Tver, Rusia, 24 de febrero de 1917
Ana tenía un porte elegante, una figura esbelta y un hermoso pelo largo y rizado. La noble rusa se había soltado la melena e intentaba desenredarse el cabello con los dedos. Alicia la miraba agotada, las últimas semanas habían sido demasiado intensas incluso para ella.
La mujer rusa se metió en la cama y Alicia se apartó un poco para dejarle más sitio.
—Nunca he dormido en una cama tan estrecha —admitió la mujer.
—Nosotros en los últimos años hemos dormido en el desierto, en alta mar, en un dirigible, en mitad de la selva, en cárceles y lugares infectos. Esta cama me parece un lujo.
La mujer sonrió a Alicia, pero enseguida cambió su semblante.
—¿Se encuentra bien?
—Lo siento, me acuerdo mucho de mi esposo Sergei, estábamos muy unidos. Nos conocimos en la universidad, fuimos muy felices todos estos años y ahora sus hijos se criarán sin padre —dijo Ana con ojos llorosos.
—Lo lamento, me imagino que debe de ser terrible perder al hombre que amas. Yo estoy profundamente enamorada de George y no sé qué haría si él muriera —dijo Alicia.
—La vida es ingrata, te quita mucho más de lo que te da. No sé qué será ahora de nosotros; si los bolcheviques se hacen con el poder, perderemos lo poco que nos queda. ¿Cómo alimentaré a mis hijos? —preguntó Ana.
—A veces la propia vida se abre camino. Nosotros nos cruzamos en su camino y la salvamos de algo peor. Si ese hombre la hubiera matado, sus hijos tampoco tendrían madre.
—Tiene usted razón, gracias a Dios que estaban cerca. Aunque lamento haber trastornado su viaje al monasterio —dijo Ana.
—Nuestra vida es así, un constante cambio de planes. Dejamos que nos lleve el destino, al fin y al cabo, cada uno de nosotros tiene que cumplir una misión, ¿no cree? —preguntó Alicia.
—Antes sí lo creía, pero ahora todo me parece demasiado caótico y sin sentido para encontrarle una lógica. Tal vez la muerte sea la única solución definitiva —dijo la mujer, apesadumbrada.
Alicia le tomó la mano. Su tacto era frío y húmedo, como si la rusa no tuviera apenas vitalidad.
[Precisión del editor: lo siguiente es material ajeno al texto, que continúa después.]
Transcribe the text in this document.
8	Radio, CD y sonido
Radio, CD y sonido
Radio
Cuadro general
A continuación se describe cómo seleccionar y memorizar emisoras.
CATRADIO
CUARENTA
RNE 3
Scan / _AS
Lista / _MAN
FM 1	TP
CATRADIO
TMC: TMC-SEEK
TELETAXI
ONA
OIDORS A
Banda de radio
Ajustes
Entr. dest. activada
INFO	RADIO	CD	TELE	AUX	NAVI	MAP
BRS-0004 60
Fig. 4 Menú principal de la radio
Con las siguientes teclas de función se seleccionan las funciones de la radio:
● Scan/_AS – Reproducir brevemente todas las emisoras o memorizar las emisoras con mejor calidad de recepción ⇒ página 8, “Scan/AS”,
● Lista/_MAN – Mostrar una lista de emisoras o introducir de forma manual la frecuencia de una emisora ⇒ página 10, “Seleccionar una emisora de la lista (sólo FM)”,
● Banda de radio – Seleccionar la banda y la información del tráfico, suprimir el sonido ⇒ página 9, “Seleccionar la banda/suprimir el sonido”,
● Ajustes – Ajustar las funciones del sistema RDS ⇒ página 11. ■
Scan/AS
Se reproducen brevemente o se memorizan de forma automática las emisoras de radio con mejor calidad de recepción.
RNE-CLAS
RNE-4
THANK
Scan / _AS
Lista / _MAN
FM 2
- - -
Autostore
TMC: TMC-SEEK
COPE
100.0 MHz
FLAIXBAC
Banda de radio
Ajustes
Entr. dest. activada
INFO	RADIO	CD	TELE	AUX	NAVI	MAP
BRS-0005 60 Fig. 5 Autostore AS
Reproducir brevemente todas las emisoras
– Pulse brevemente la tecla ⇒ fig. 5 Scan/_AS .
—Las cosas cambiarán, si lo desea puede venir con nosotros. En cuanto resolvamos el misterio del monasterio regresaremos a España. Podría traer también a sus hijos —dijo Alicia.
—¿Harían eso por mí?
—Naturalmente —dijo Alicia.
—Muchas gracias, espero no serles un estorbo. Les prometo que si me llevan con ustedes no se arrepentirán. Tengo mis joyas escondidas en el vestido, ahora las llevo siempre conmigo. Con ese dinero creo que podré vivir holgadamente en España —dijo la mujer recuperando el ánimo.
—Será mejor que ahora descansemos, mañana será un día agotador —dijo Alicia.
Nada más apagar la luz, Alicia pensó en cómo sería una vida tranquila en una casa a las afueras de Madrid, rodeada de hijos y dedicada a ver pasar la vida sin temor ni angustia. Tal vez, en unos meses podría casarse con George y disfrutar junto a él el resto de su vida, pero si algo había aprendido aquellos años, era que hacer planes a largo plazo era algo absurdo. Cerró los ojos y se quedó dormida enseguida. No muy lejos de allí Pavel y sus hombres viajaban hacia el monasterio de Optina para hacerse con el libro y terminar con ellos.